A property lien is an official notice that a property owner owes money to a creditor. The lien gives the creditor the right to sell collateral property (such as a house, mobile home or vehicle) to pay the debt if the owner refuses to pay it.
For example, when a bank loans money to a customer for purchasing a vehicle, it places a lien on the vehicle until the loan is paid in full. The title stays in the name of the buyer, but the lien makes it impossible for the buyer to sell it without first paying back the loan. Property liens are considered voluntary liens because the creditor and the property owner agree to the terms instead of going to court for a judgment.
Lawsuit can result in judgment lien
Judgment liens are the result of a lawsuit in which a creditor sues a borrower and wins in court. Unlike property liens, judgment liens do not require the consent of the property owner, and courts can allow them without formal notice to the property owner. In some cases, they apply even to individuals who do not own property at the time of the judgment. The court may allow the creditor to place a lien on future property the defendant buys.
Government has power to place tax liens
The government has the right to place a lien on property owned by someone who fails to pay income tax, property tax or other federal, state and local taxes. Unlike other types of liens, tax liens have priority over mortgages, which means that if the homeowner sells the property, the proceeds go to pay the back taxes before paying the mortgage. For this reason, some lenders agree to pay the delinquent taxes and add them to the mortgage.
Property lien can hinder refinance efforts
In order to sell a house or vehicle, the property must have a clear title. This means that no creditors have a claim to the property and that the person selling the property is the legal owner. When a creditor places a lien on a property, the property no longer has a clear title, and the owner cannot sell the property until the debt is paid or the judgment expires. A property lien also makes it difficult for homeowners to refinance their homes or to qualify for second mortgages or home equity loans.
How creditors collect from property liens
In some cases, creditors can force foreclosure or the sale of the property with the lien, but they rarely do so unless the owner owes a significant amount of money. One reason for this hesitancy is that the creditor must make the regular payments until someone else buys the property.
For example, if a utility company places a lien on a house for an unpaid bill and decides to force a foreclosure to collect the debt, the utility company has to pay the mortgage payment on the property until it sells. Even after the owner sells the property, the mortgage company gets paid first, possibly leaving the utility company with nothing to reclaim. For this reason, most creditors prefer waiting until the homeowner decides to sell the property and take payment at the closing table. Tax liens, however, are an exception to this. The IRS can, and does, seize the assets of taxpayers who ignore tax liens placed on their property.
How to remove a property lien
The simplest way to remove a property lien is to pay the debt in full or negotiate with the lienholder for more favorable terms. After receiving the payment for the debt, the lienholder should apply to local authorities to remove it. Homeowners should keep meticulous records of the payments and verify that the lien no longer exists.

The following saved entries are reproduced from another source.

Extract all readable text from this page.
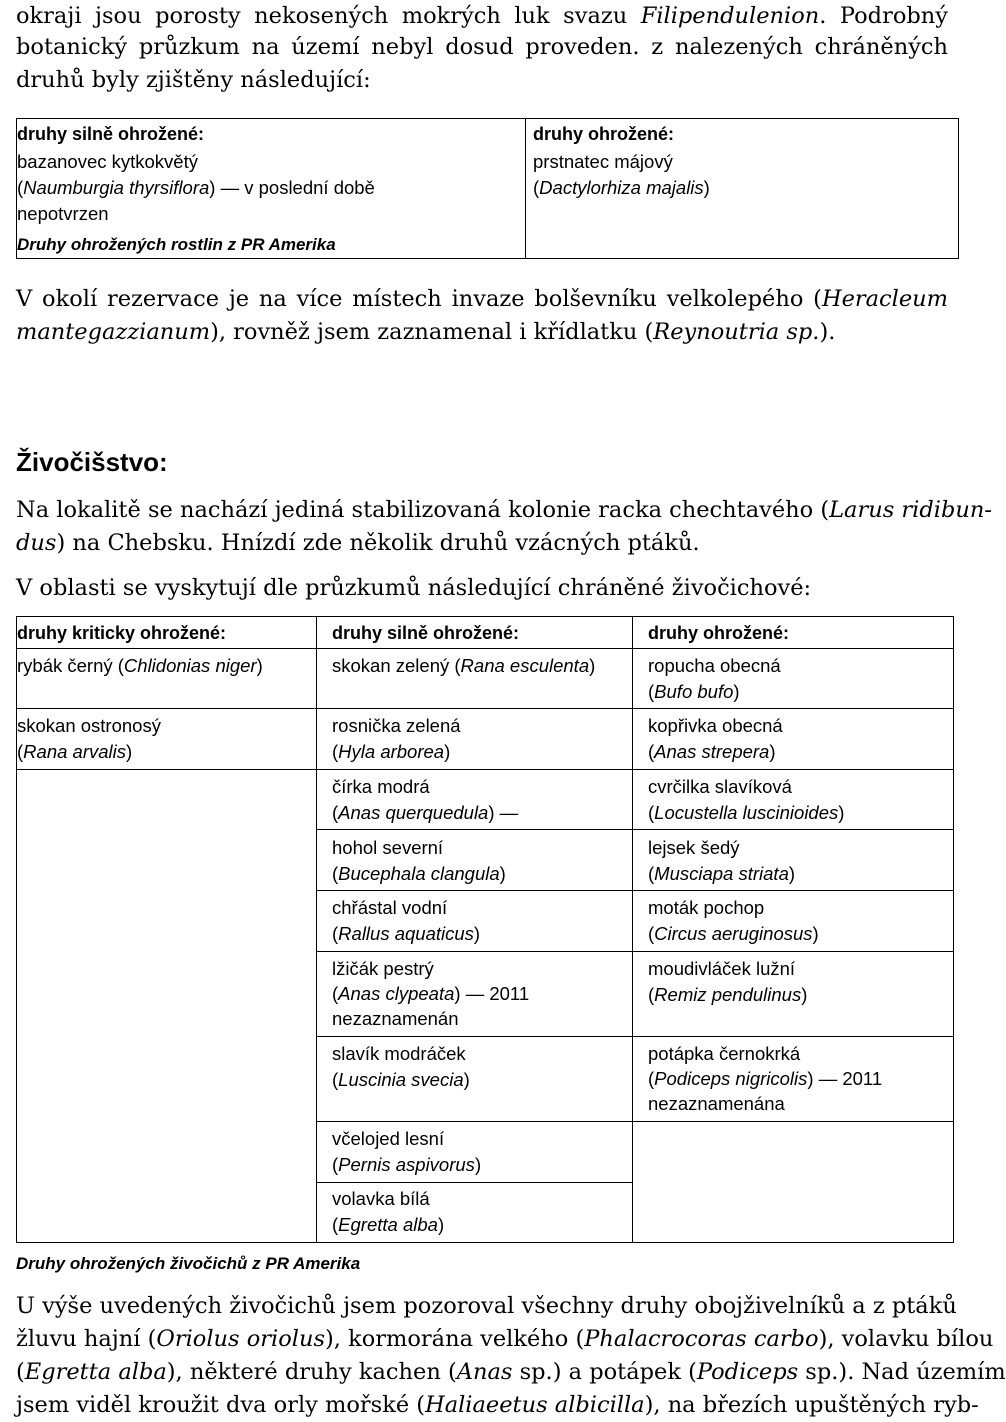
okraji jsou porosty nekosených mokrých luk svazu Filipendulenion. Podrobný
botanický průzkum na území nebyl dosud proveden. z nalezených chráněných
druhů byly zjištěny následující:
druhy silně ohrožené:
bazanovec kytkokvětý
(Naumburgia thyrsiflora) — v poslední době
nepotvrzen
Druhy ohrožených rostlin z PR Amerika
druhy ohrožené:
prstnatec májový
(Dactylorhiza majalis)
V okolí rezervace je na více místech invaze bolševníku velkolepého (Heracleum
mantegazzianum), rovněž jsem zaznamenal i křídlatku (Reynoutria sp.).
Živočišstvo:
Na lokalitě se nachází jediná stabilizovaná kolonie racka chechtavého (Larus ridibun-
dus) na Chebsku. Hnízdí zde několik druhů vzácných ptáků.
V oblasti se vyskytují dle průzkumů následující chráněné živočichové:
druhy kriticky ohrožené:	druhy silně ohrožené:	druhy ohrožené:
rybák černý (Chlidonias niger)
skokan ostronosý
(Rana arvalis)
skokan zelený (Rana esculenta)
rosnička zelená
(Hyla arborea)
čírka modrá
(Anas querquedula) —
hohol severní
(Bucephala clangula)
chřástal vodní
(Rallus aquaticus)
lžičák pestrý
(Anas clypeata) — 2011
nezaznamenán
slavík modráček
(Luscinia svecia)
včelojed lesní
(Pernis aspivorus)
volavka bílá
(Egretta alba)
ropucha obecná
(Bufo bufo)
kopřivka obecná
(Anas strepera)
cvrčilka slavíková
(Locustella luscinioides)
lejsek šedý
(Musciapa striata)
moták pochop
(Circus aeruginosus)
moudivláček lužní
(Remiz pendulinus)
potápka černokrká
(Podiceps nigricolis) — 2011
nezaznamenána
Druhy ohrožených živočichů z PR Amerika
U výše uvedených živočichů jsem pozoroval všechny druhy obojživelníků a z ptáků
žluvu hajní (Oriolus oriolus), kormorána velkého (Phalacrocoras carbo), volavku bílou
(Egretta alba), některé druhy kachen (Anas sp.) a potápek (Podiceps sp.). Nad územím
jsem viděl kroužit dva orly mořské (Haliaeetus albicilla), na březích upuštěných ryb-
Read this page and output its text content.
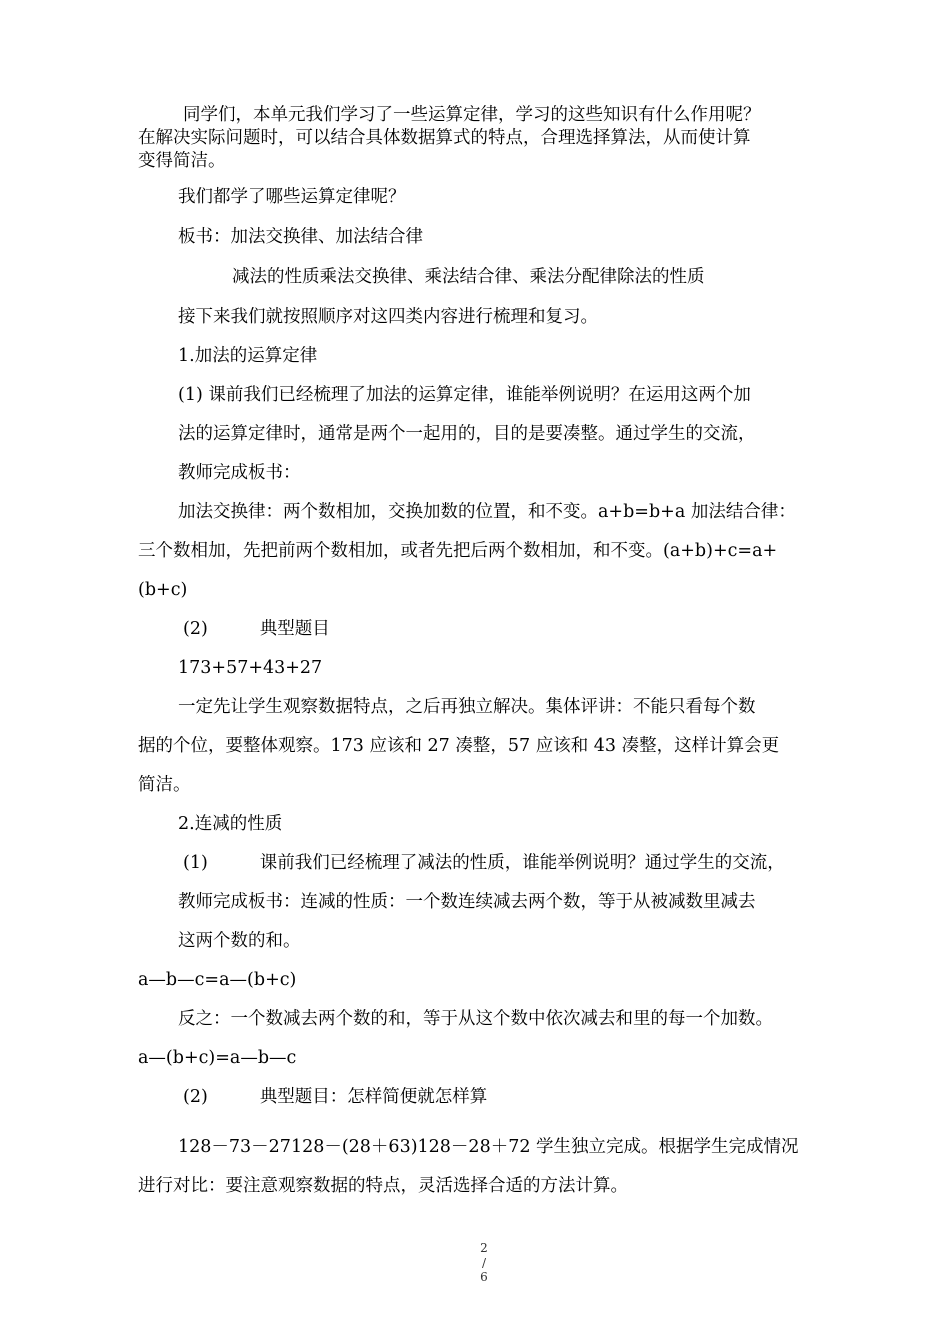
同学们，本单元我们学习了一些运算定律，学习的这些知识有什么作用呢？
在解决实际问题时，可以结合具体数据算式的特点，合理选择算法，从而使计算
变得简洁。
我们都学了哪些运算定律呢？
板书：加法交换律、加法结合律
减法的性质乘法交换律、乘法结合律、乘法分配律除法的性质
接下来我们就按照顺序对这四类内容进行梳理和复习。
1.加法的运算定律
(1) 课前我们已经梳理了加法的运算定律，谁能举例说明？在运用这两个加
法的运算定律时，通常是两个一起用的，目的是要凑整。通过学生的交流，
教师完成板书：
加法交换律：两个数相加，交换加数的位置，和不变。a+b=b+a 加法结合律：
三个数相加，先把前两个数相加，或者先把后两个数相加，和不变。(a+b)+c=a+
(b+c)
(2)	典型题目
173+57+43+27
一定先让学生观察数据特点，之后再独立解决。集体评讲：不能只看每个数
据的个位，要整体观察。173 应该和 27 凑整，57 应该和 43 凑整，这样计算会更
简洁。
2.连减的性质
(1)	课前我们已经梳理了减法的性质，谁能举例说明？通过学生的交流，
教师完成板书：连减的性质：一个数连续减去两个数，等于从被减数里减去
这两个数的和。
a—b—c=a—(b+c)
反之：一个数减去两个数的和，等于从这个数中依次减去和里的每一个加数。
a—(b+c)=a—b—c
(2)	典型题目：怎样简便就怎样算
128－73－27128－(28＋63)128－28＋72 学生独立完成。根据学生完成情况
进行对比：要注意观察数据的特点，灵活选择合适的方法计算。
2
/
6
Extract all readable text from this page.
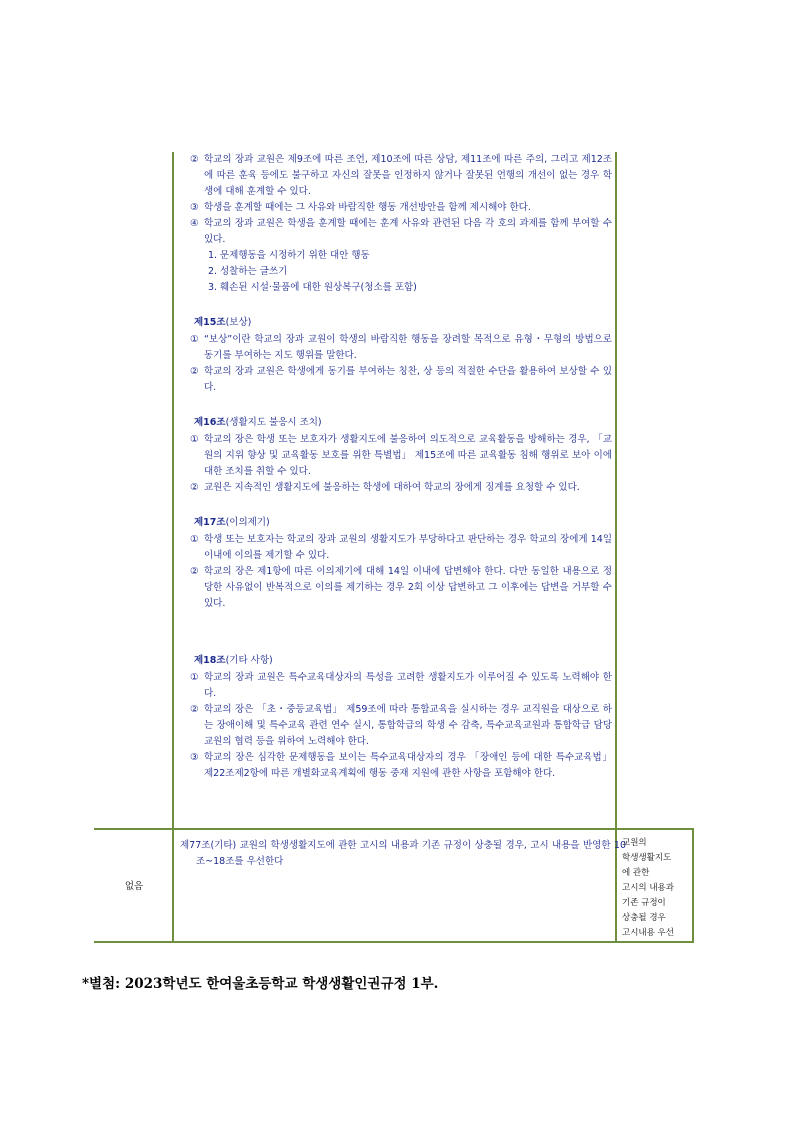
② 학교의 장과 교원은 제9조에 따른 조언, 제10조에 따른 상담, 제11조에 따른 주의, 그리고 제12조에 따른 훈육 등에도 불구하고 자신의 잘못을 인정하지 않거나 잘못된 언행의 개선이 없는 경우 학생에 대해 훈계할 수 있다.

③ 학생을 훈계할 때에는 그 사유와 바람직한 행동 개선방안을 함께 제시해야 한다.

④ 학교의 장과 교원은 학생을 훈계할 때에는 훈계 사유와 관련된 다음 각 호의 과제를 함께 부여할 수 있다.

1. 문제행동을 시정하기 위한 대안 행동

2. 성찰하는 글쓰기

3. 훼손된 시설·물품에 대한 원상복구(청소를 포함)

제15조(보상)

① “보상”이란 학교의 장과 교원이 학생의 바람직한 행동을 장려할 목적으로 유형・무형의 방법으로 동기를 부여하는 지도 행위를 말한다.

② 학교의 장과 교원은 학생에게 동기를 부여하는 칭찬, 상 등의 적절한 수단을 활용하여 보상할 수 있다.

제16조(생활지도 불응시 조치)

① 학교의 장은 학생 또는 보호자가 생활지도에 불응하여 의도적으로 교육활동을 방해하는 경우, 「교원의 지위 향상 및 교육활동 보호를 위한 특별법」 제15조에 따른 교육활동 침해 행위로 보아 이에 대한 조치를 취할 수 있다.

② 교원은 지속적인 생활지도에 불응하는 학생에 대하여 학교의 장에게 징계를 요청할 수 있다.

제17조(이의제기)

① 학생 또는 보호자는 학교의 장과 교원의 생활지도가 부당하다고 판단하는 경우 학교의 장에게 14일 이내에 이의를 제기할 수 있다.

② 학교의 장은 제1항에 따른 이의제기에 대해 14일 이내에 답변해야 한다. 다만 동일한 내용으로 정당한 사유없이 반복적으로 이의를 제기하는 경우 2회 이상 답변하고 그 이후에는 답변을 거부할 수 있다.

제18조(기타 사항)

① 학교의 장과 교원은 특수교육대상자의 특성을 고려한 생활지도가 이루어질 수 있도록 노력해야 한다.

② 학교의 장은 「초・중등교육법」 제59조에 따라 통합교육을 실시하는 경우 교직원을 대상으로 하는 장애이해 및 특수교육 관련 연수 실시, 통합학급의 학생 수 감축, 특수교육교원과 통합학급 담당 교원의 협력 등을 위하여 노력해야 한다.

③ 학교의 장은 심각한 문제행동을 보이는 특수교육대상자의 경우 「장애인 등에 대한 특수교육법」 제22조제2항에 따른 개별화교육계획에 행동 중재 지원에 관한 사항을 포함해야 한다.

없음
제77조(기타) 교원의 학생생활지도에 관한 고시의 내용과 기존 규정이 상충될 경우, 고시 내용을 반영한 10조~18조를 우선한다
교원의
학생생활지도
에 관한
고시의 내용과
기존 규정이
상충될 경우
고시내용 우선
*별첨: 2023학년도 한여울초등학교 학생생활인권규정 1부.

Homeowners who believe the lien is not valid can seek a court order to remove the lien. A judge has the ability to issue a court order if the homeowner has proof that the lien is unlawful or that he paid back all of the money owed. In some states, liens are valid for a specific period of time unless the lienholder applies to extend the lien. If the lienholder waits too long, the lien may expire, leaving the lienholder unable to collect the money.